Yesterday, over the course of an hour of beginning to pack my bags, I developed a deep hatred for mouse-kind. Suffice to say that I do not have as much to bring home as I had believed. Indeed, even my suitcases had been gnawed into and their contents befouled. My wonderful Ghibli calendar, a gift from a friend in Japan, was disgustingly defiled – it was not enough to devour large portions of it, these foul rodents felt the need to urinate and defecate on what remained. Clothing, books, and many other possessions were so violated. The flames of hatred now burn in my heart and ere I leave Cambodia I fear that I shall unleash a reckoning upon these foul rodents unlike any that they have beheld before. Though my land lord cares not if the vicious beasts destroy his belongings in the name of vengeance alone I shall have at them.

What a disservice to society cartoonists have done by portraying these fiendish agents of destruction and ruin as innocent and cute creatures! Felines have been the friends of humanity for ages but now we denounce them in media while promoting the plague bearers that caused the deaths of countless human beings over the centuries? It is scarcely believable! The blinders have been removed from my eyes! I shall not forget the reek of mouse-kind in the years to come, they have earned themselves a mighty and unrelenting enemy in my personage. Ever shall I hope from this day forth that Tom succeeds against Jerry and that Shere Khan does away with Mickey in a dark alley. Let Minnie fall to that Darn Cat and if Garfield refuses to do the job let another more worthy feline take his place.

08.17.09

Acute Bacterial Infection – oh my.

Posted in Life and the happenings there of at 7:33 pm by Kaihaku

My throat and right ear are host to an ‘acute bacterial infection’ a.k.a. Strep Throat, this is good news however as it means that I am not, as I have been in the past, afflicted by a virus. These microscopic invaders, following lunch today, shall be subjected to all the devastation that antibiotics can break.

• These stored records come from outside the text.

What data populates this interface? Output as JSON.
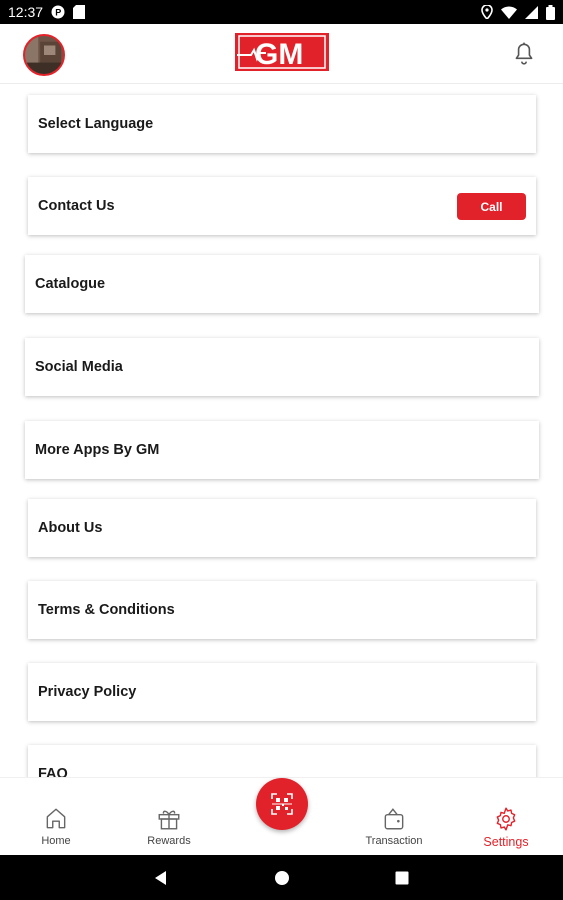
{
  "status_bar": {
    "time": "12:37",
    "left_icons": [
      "parking-icon",
      "sd-card-icon"
    ],
    "right_icons": [
      "location-icon",
      "wifi-icon",
      "signal-icon",
      "battery-icon"
    ]
  },
  "header": {
    "logo_text": "GM",
    "avatar_icon": "user-avatar",
    "bell_icon": "bell-icon"
  },
  "menu": {
    "items": [
      {
        "label": "Select Language"
      },
      {
        "label": "Contact Us",
        "button": "Call"
      },
      {
        "label": "Catalogue"
      },
      {
        "label": "Social Media"
      },
      {
        "label": "More Apps By GM"
      },
      {
        "label": "About Us"
      },
      {
        "label": "Terms & Conditions"
      },
      {
        "label": "Privacy Policy"
      },
      {
        "label": "FAQ"
      }
    ]
  },
  "bottom_nav": {
    "items": [
      {
        "label": "Home",
        "icon": "home-icon"
      },
      {
        "label": "Rewards",
        "icon": "gift-icon"
      },
      {
        "label": "Transaction",
        "icon": "wallet-icon"
      },
      {
        "label": "Settings",
        "icon": "gear-icon",
        "active": true
      }
    ],
    "center_icon": "qr-scan-icon"
  },
  "colors": {
    "brand_red": "#e2222a",
    "text": "#1a1a1a",
    "active_nav": "#e62129"
  }
}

Devastation to which they, unlike viruses, are quite susceptible.

New English Teachers!

Posted in Life and the happenings there of at 4:21 am by Kaihaku

The two new English Teachers for the Royal University of Agriculture have arrived. I wasn’t in the best of shape to show them around but it was fun to watch the Sachs orient them – the Sachs have been here only a month. One is a SALTer from Canada and the other is Cambodia’s first YAMENer. Observing their first day I felt a dull bittersweet ache – a sort of homesickness for Kampuchea. I’m glad that I’m leaving here with this feeling, I was afraid at one point that I wouldn’t.